In this lesson, we’ll see how to use Natural’s probabilistic spell-checker, which uses the trie data structure.
[00:00] First, import the "natural" library. We'll also "fs" module, because we'll be working with the file system. We will also need a "tokenizer." The spellcheck requires a large corpus. The more general you want your spellcheck to be, the larger corpus you need.
[00:26] We'll be importing a corpus of about half a million words. To do that, we'll say "fs.readFileSync," because for the purpose of this lesson, we'll read it synchronously, the file name, and an encoding.
[00:45] Our corpus is an array of words that we'll get by saying "tokenizer.tokenize(text)." To make a spellchecker, we say "new natural.Spellcheck" and pass at the corpus. You can use the spellcheck in two ways.
[01:07] The first is to check if a word is spelled correctly. We can do that by saying, "spellcheck.isCorrect," a word.

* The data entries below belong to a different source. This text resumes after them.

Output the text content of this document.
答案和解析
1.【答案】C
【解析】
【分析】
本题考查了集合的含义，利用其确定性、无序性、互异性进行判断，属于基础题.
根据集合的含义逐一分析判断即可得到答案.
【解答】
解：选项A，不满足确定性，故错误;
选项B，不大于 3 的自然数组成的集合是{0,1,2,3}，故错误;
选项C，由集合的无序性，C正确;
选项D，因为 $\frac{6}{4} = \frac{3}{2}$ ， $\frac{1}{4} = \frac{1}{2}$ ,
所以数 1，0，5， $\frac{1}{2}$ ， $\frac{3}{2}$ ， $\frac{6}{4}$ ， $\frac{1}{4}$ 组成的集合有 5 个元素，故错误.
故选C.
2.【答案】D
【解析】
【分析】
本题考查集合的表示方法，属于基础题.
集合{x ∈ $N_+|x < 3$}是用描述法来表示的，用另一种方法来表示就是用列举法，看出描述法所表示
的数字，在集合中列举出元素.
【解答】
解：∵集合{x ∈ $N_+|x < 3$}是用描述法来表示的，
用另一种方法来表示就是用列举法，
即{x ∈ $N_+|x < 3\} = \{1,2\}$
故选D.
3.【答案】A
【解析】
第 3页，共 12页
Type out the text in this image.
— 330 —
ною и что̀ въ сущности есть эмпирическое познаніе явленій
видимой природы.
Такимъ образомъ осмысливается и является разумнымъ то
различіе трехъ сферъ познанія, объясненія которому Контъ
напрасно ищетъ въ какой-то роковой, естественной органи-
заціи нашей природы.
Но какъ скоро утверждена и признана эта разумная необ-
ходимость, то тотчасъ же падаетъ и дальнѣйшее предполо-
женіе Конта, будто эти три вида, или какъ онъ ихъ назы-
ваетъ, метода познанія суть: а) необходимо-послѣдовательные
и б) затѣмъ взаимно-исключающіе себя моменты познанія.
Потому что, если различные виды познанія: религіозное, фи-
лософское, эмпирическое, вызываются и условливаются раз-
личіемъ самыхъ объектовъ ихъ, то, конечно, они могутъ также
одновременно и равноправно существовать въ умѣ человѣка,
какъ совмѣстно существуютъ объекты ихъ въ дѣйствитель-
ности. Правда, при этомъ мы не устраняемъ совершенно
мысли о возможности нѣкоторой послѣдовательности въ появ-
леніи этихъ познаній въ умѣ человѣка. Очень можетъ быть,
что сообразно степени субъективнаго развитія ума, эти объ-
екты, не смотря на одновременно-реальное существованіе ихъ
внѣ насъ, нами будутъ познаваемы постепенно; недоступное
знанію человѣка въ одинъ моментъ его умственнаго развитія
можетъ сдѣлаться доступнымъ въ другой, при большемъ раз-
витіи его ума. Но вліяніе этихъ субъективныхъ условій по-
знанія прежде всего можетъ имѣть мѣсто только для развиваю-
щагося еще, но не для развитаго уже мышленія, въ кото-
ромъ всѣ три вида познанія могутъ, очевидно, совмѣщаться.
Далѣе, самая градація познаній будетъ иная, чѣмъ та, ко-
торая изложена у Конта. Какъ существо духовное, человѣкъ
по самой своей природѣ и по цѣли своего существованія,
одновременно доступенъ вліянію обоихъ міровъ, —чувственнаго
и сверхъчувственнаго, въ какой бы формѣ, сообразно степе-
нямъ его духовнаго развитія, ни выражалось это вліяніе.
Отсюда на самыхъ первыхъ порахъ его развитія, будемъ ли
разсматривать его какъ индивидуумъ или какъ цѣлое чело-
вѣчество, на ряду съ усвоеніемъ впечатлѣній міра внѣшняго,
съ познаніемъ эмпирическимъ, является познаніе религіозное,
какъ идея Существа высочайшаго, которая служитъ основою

[01:26] The other thing we can do is say "spellcheck.getCorrections" of a word. That will get us the corrections for a given work. Let's look at a slightly longer example.
[01:46] Here is a horribly spelled sentence. We're going to split that on the spaces. Here, we can go through each word and say "spellcheck.getCorrections" for each word. We'll wrap that so we can print it out.
[02:19] GetCorrections shows us all of the words that are one edit away from the given word. This captures 80 to 95 percent of spelling errors. If you feel like you need even more suggestions, you can pass in "2," which requests all words that are within two edits of the given word.
[02:45] This gives us many more options, but also takes longer. Finally, if you only want the first suggestion, you can get the first index of the corrections array. For this sentence, that would give us, "They had trouble finding the thing."